In 1993 I saw Bal Thackeray being interviewed on Zee TV (satellite TV channels had just been introduced in Pakistan). I wish every Pakistani and Indian Muslim had seen that interview. It confirmed what I’ve always known: that Indian Muslims would have been annihilated if India had not been partitioned. When the compere asked him why his party activists had violated the Supreme Court’s order about the Babri Masjid, he said (in Hindi), “The Supreme Court’s order was not to do any construction at the mosque, we didn’t do any construction, we simply did a lot of destruction!” His hatred for Muslims was evident.
Now, 16 years later, this demagogue is in the news again, this time for trying to divide India along ethnic and linguistic lines. A Muslim legislator who preferred to take oath in Hindi instead of Marathi was attacked by his activists, and when Sachin Tendulkar said he was an Indian and that Mumbai belonged to all Indians, he faced the wrath of Thackeray. Thackeray said that Sachin had not even been born when the struggle to make Mumbai part of Maharashtra took place. I remember what happened in those days (it must’ve been in the late nineteen fifties). Even in those days, my mother and aunts used to pronounce Bombay as Mumbee. There were riots almost daily in Bombay, and later we heard from one of my uncles that Gujarati college girls had been stripped naked and paraded in the streets. The slogan of the Maharashtrians was “Mumbai humchee!” (Bombay is ours!).

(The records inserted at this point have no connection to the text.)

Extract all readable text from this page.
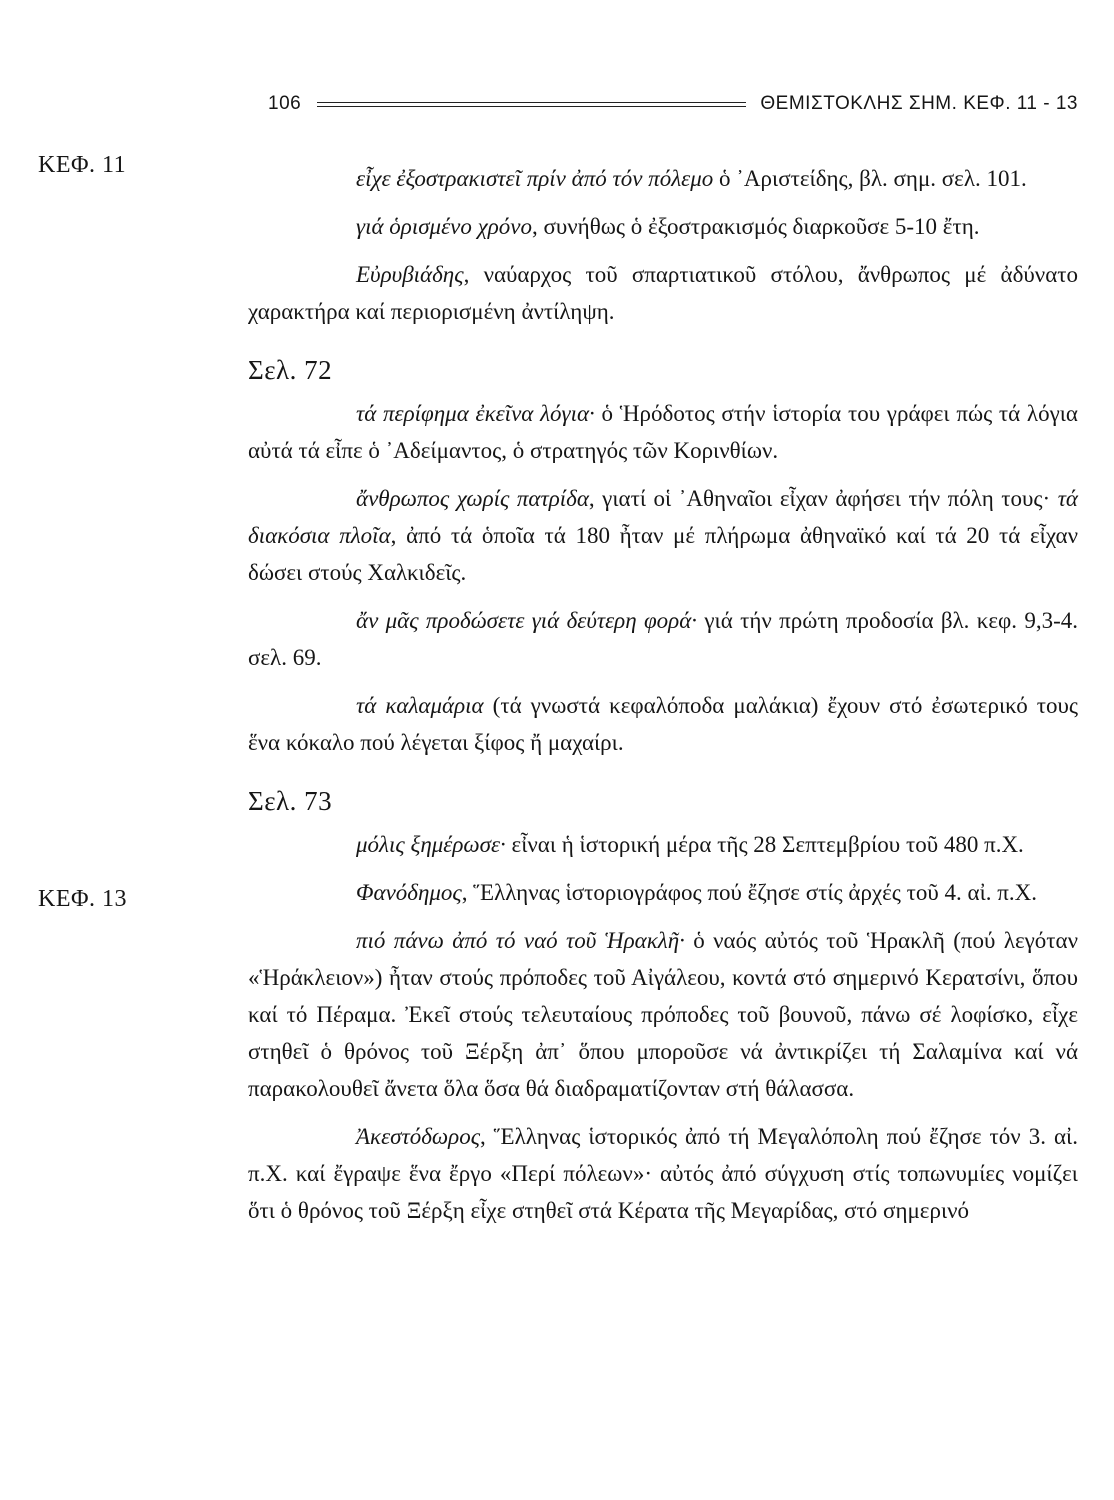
106	ΘΕΜΙΣΤΟΚΛΗΣ ΣΗΜ. ΚΕΦ. 11 - 13
ΚΕΦ. 11
ΚΕΦ. 13

εἶχε ἐξοστρακιστεῖ πρίν ἀπό τόν πόλεμο ὁ ᾿Αριστείδης, βλ. σημ. σελ. 101.

γιά ὁρισμένο χρόνο, συνήθως ὁ ἐξοστρακισμός διαρκοῦσε 5-10 ἔτη.

Εὐρυβιάδης, ναύαρχος τοῦ σπαρτιατικοῦ στόλου, ἄνθρωπος μέ ἀδύνατο χαρακτήρα καί περιορισμένη ἀντίληψη.

Σελ. 72

τά περίφημα ἐκεῖνα λόγια· ὁ Ἡρόδοτος στήν ἱστορία του γράφει πώς τά λόγια αὐτά τά εἶπε ὁ ᾿Αδείμαντος, ὁ στρατηγός τῶν Κορινθίων.

ἄνθρωπος χωρίς πατρίδα, γιατί οἱ ᾿Αθηναῖοι εἶχαν ἀφήσει τήν πόλη τους· τά διακόσια πλοῖα, ἀπό τά ὁποῖα τά 180 ἦταν μέ πλήρωμα ἀθηναϊκό καί τά 20 τά εἶχαν δώσει στούς Χαλκιδεῖς.

ἄν μᾶς προδώσετε γιά δεύτερη φορά· γιά τήν πρώτη προδοσία βλ. κεφ. 9,3-4. σελ. 69.

τά καλαμάρια (τά γνωστά κεφαλόποδα μαλάκια) ἔχουν στό ἐσωτερικό τους ἕνα κόκαλο πού λέγεται ξίφος ἤ μαχαίρι.

Σελ. 73

μόλις ξημέρωσε· εἶναι ἡ ἱστορική μέρα τῆς 28 Σεπτεμβρίου τοῦ 480 π.Χ.

Φανόδημος, Ἕλληνας ἱστοριογράφος πού ἔζησε στίς ἀρχές τοῦ 4. αἰ. π.Χ.

πιό πάνω ἀπό τό ναό τοῦ Ἡρακλῆ· ὁ ναός αὐτός τοῦ Ἡρακλῆ (πού λεγόταν «Ἡράκλειον») ἦταν στούς πρόποδες τοῦ Αἰγάλεου, κοντά στό σημερινό Κερατσίνι, ὅπου καί τό Πέραμα. Ἐκεῖ στούς τελευταίους πρόποδες τοῦ βουνοῦ, πάνω σέ λοφίσκο, εἶχε στηθεῖ ὁ θρόνος τοῦ Ξέρξη ἀπ᾿ ὅπου μποροῦσε νά ἀντικρίζει τή Σαλαμίνα καί νά παρακολουθεῖ ἄνετα ὅλα ὅσα θά διαδραματίζονταν στή θάλασσα.

Ἀκεστόδωρος, Ἕλληνας ἱστορικός ἀπό τή Μεγαλόπολη πού ἔζησε τόν 3. αἰ. π.Χ. καί ἔγραψε ἕνα ἔργο «Περί πόλεων»· αὐτός ἀπό σύγχυση στίς τοπωνυμίες νομίζει ὅτι ὁ θρόνος τοῦ Ξέρξη εἶχε στηθεῖ στά Κέρατα τῆς Μεγαρίδας, στό σημερινό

Ultimately of course Maharashtra got Bombay (after much bloodshed) and the Shiv Sena managed to get it renamed as Mumbai a few years back. It should be interesting to see what happens now. The Shiv Sena did poorly in the recent elections, which may have been one of the reasons why Thackeray suddenly decided to foment trouble along linguistic lines. He apparently knows that language is a divisive factor: one of the reasons for Pakistan’s disintegration in 1971 was the feeling among Bengalis that their language was not being given due importance.